Ostara reactors harvest phosphorus from raw sewage

Ostara Reactor

Here’s something rather important that you might not know: there may be a worldwide phosphorus shortage within the next few decades.

The majority of the world’s phosphorus is currently mined from non-renewable phosphate rock deposits, and widely used in crop fertilizers. Scientists have begun to question just how much more phosphorus is left, and what the agriculture industry will do once it runs out. The answer – or some of it, at least – could be bobbing in a pool of raw sewage.
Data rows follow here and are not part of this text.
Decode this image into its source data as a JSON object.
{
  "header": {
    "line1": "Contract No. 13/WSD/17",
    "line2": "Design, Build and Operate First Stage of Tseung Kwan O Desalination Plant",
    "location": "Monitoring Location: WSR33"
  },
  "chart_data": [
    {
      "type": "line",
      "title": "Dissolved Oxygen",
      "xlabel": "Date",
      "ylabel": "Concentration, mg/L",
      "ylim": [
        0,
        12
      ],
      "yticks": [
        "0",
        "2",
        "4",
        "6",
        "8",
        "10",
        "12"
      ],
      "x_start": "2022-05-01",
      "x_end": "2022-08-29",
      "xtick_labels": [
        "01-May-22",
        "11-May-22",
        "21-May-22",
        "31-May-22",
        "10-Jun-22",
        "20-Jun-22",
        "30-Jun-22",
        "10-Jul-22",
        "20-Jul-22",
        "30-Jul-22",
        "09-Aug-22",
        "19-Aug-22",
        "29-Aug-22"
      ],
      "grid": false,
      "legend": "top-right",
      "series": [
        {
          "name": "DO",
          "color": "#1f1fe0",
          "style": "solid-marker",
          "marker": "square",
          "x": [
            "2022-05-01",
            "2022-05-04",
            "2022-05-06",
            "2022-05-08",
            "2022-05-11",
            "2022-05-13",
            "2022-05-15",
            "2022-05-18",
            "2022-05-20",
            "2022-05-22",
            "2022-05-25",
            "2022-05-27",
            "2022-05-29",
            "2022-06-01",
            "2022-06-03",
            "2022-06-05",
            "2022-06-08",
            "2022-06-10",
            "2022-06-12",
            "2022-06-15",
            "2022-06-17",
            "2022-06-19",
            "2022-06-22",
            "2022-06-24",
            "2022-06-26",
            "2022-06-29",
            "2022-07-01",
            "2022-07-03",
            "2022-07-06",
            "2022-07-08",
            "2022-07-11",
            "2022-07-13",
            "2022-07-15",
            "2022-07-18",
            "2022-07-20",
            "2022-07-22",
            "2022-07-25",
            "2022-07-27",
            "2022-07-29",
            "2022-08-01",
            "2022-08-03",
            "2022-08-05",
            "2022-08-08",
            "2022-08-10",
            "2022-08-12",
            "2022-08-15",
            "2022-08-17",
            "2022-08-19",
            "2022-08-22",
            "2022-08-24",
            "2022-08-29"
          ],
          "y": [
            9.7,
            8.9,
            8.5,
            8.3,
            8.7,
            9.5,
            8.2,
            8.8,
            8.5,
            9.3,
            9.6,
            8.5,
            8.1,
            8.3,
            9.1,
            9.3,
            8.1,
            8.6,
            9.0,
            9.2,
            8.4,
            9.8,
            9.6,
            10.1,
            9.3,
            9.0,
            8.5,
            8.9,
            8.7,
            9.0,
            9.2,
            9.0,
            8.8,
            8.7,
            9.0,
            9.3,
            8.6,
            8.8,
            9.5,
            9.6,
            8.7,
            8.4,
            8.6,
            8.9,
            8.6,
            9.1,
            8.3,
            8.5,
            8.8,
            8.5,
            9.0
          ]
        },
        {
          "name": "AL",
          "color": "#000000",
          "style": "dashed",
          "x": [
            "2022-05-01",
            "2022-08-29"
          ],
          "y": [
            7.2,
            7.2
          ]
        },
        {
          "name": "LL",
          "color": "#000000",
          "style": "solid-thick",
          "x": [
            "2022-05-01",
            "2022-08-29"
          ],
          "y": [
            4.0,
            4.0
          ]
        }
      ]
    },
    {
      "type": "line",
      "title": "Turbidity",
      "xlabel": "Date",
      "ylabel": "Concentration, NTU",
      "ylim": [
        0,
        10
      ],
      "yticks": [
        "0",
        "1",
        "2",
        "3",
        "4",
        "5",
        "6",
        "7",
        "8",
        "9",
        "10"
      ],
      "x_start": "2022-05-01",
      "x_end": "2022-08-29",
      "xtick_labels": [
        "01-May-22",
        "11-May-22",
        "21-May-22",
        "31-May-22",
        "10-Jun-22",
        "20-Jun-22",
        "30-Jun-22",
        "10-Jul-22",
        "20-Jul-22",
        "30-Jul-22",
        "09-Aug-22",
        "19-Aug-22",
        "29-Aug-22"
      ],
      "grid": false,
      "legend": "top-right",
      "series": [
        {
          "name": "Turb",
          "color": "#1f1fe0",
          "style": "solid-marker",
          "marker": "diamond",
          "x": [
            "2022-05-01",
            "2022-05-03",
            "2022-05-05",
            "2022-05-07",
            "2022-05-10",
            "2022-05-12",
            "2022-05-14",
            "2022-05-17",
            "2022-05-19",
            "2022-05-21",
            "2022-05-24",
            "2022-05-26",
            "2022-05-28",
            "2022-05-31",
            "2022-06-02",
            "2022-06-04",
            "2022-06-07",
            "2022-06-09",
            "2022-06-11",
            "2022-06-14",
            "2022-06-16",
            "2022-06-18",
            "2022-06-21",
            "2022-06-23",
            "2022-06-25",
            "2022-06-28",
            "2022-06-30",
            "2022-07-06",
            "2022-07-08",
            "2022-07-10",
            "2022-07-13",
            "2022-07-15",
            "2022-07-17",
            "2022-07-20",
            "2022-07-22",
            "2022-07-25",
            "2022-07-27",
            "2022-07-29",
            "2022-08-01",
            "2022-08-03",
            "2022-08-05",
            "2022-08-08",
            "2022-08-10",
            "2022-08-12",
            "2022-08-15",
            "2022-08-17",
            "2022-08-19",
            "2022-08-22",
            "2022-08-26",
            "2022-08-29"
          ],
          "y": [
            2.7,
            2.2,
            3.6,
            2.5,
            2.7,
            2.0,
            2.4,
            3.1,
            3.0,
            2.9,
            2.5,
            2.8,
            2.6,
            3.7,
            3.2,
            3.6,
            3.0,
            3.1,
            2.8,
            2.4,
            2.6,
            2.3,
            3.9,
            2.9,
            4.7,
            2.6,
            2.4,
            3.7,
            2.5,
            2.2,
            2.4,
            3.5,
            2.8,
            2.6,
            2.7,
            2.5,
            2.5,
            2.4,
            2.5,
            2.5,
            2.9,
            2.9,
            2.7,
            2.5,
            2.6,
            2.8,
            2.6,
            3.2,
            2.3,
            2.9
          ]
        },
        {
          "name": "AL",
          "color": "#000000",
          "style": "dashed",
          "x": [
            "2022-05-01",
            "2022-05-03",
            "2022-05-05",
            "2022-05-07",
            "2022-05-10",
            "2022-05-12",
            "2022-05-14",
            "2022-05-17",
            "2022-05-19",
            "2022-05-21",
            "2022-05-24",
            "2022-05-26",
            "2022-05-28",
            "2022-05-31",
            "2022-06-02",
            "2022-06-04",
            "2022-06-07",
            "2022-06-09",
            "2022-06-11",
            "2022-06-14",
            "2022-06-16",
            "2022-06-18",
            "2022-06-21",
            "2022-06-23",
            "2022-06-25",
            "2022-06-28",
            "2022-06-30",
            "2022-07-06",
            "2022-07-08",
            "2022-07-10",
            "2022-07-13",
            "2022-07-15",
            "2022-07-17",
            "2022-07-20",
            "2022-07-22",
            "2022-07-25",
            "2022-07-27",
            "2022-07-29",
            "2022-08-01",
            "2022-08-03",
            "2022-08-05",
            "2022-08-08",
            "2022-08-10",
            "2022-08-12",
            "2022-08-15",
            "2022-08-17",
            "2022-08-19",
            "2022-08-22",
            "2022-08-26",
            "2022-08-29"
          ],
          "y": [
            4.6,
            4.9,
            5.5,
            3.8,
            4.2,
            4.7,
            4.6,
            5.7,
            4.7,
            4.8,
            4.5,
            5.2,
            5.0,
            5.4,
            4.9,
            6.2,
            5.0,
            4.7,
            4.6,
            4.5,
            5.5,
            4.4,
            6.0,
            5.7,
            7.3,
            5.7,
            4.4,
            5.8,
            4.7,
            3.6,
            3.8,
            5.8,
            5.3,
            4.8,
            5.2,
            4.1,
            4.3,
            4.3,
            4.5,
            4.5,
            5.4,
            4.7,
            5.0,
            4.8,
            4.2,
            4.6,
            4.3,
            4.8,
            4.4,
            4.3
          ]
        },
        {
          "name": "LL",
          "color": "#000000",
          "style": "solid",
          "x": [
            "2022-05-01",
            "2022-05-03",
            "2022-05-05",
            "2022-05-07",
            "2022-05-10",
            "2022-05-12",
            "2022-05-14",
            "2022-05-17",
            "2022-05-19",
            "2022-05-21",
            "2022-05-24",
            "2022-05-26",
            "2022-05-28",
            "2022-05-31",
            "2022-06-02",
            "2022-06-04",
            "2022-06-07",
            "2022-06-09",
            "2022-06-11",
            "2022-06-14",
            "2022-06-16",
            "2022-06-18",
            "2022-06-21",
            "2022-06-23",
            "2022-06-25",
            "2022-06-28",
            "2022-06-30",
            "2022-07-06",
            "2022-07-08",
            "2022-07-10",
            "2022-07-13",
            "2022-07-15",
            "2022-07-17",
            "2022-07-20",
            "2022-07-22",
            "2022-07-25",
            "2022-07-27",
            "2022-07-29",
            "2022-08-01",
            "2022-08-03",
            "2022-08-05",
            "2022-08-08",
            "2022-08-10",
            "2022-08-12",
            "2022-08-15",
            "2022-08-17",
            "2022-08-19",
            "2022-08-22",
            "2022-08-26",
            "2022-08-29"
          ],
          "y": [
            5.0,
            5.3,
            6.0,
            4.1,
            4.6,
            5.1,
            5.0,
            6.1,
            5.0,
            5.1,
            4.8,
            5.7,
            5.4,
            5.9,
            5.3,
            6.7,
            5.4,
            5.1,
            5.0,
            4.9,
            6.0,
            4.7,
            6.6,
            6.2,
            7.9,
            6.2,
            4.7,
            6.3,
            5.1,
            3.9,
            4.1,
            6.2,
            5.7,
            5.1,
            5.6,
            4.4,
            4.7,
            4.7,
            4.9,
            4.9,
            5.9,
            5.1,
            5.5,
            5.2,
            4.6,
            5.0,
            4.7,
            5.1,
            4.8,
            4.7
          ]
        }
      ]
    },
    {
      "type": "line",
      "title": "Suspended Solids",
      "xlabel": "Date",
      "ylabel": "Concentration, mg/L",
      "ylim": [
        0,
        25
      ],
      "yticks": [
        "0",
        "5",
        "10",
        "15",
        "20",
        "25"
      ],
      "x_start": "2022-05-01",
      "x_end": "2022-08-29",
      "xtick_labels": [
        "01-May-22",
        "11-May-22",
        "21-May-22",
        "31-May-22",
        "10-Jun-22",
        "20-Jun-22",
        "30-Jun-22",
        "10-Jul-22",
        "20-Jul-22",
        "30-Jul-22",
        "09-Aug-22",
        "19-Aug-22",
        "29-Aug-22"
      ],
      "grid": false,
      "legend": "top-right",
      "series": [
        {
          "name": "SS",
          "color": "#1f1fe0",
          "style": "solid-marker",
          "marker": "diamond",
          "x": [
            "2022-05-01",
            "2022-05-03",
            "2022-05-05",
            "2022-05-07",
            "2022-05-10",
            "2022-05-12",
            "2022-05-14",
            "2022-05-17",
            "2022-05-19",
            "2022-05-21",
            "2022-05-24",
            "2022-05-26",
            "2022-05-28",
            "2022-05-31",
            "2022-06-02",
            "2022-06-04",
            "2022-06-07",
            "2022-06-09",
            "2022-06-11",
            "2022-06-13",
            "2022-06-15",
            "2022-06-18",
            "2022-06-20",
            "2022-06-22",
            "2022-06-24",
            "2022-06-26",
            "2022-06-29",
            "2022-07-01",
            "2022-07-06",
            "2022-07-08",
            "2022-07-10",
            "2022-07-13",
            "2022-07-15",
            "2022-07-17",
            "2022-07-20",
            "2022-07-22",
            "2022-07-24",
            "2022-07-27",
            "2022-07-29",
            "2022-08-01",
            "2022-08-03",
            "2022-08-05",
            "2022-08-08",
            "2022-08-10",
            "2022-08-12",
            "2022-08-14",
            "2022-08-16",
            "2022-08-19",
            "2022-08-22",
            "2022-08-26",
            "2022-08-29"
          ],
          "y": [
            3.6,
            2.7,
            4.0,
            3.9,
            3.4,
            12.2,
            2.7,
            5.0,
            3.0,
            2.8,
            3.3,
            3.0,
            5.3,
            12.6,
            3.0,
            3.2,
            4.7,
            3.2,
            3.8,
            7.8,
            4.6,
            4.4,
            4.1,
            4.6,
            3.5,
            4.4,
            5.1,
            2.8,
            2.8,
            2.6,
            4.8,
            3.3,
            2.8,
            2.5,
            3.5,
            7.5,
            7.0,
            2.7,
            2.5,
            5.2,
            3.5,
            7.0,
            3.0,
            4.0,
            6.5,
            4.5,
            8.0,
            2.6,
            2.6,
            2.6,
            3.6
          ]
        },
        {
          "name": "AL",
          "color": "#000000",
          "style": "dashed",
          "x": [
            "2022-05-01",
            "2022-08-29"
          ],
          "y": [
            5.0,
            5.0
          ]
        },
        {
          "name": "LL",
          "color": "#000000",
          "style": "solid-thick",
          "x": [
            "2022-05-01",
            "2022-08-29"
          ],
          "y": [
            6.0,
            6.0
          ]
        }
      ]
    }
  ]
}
Ostara, a Canadian nutrient recovery company, has developed a method for harvesting phosphorus from municipal wastewater and converting it to fertilizer.

The Process

Ostara’s PEARL Nutrient Recycling Process, developed at Vancouver’s University of British Columbia, utilizes something called a proprietary fluidized bed reactor. The cone-shaped device is installed in a wastewater treatment plant, where it removes ammonia and most of the phosphorus from untreated sewage. Magnesium is added within the reactor, creating a concrete-like substance known as struvite. This struvite, in turn, is processed into a nitrogen/phosphorus/magnesium slow-release fertilizer sold as Crystal Green. Ostara claims that numerous trials have proven the fertilizer to be safe, and because of its slow-release properties, it stays in the soil instead of running off into waterways.

Cleaner water

The removal of so much phosphorus, needless to say, makes the wastewater that much cleaner when it finally returns to the natural environment. Hopefully, Ostara’s system should decrease the occurrence of toxic blue-green algae blooms, which can occur when wastewater containing too many nutrients enters a body of water such as a river. While wastewater treatment plants already remove much of the phosphorus and other nutrients, the installation of a reactor would greatly reduce the bioload on the plant, allowing it to save a poopload (sorry) of power and operating costs.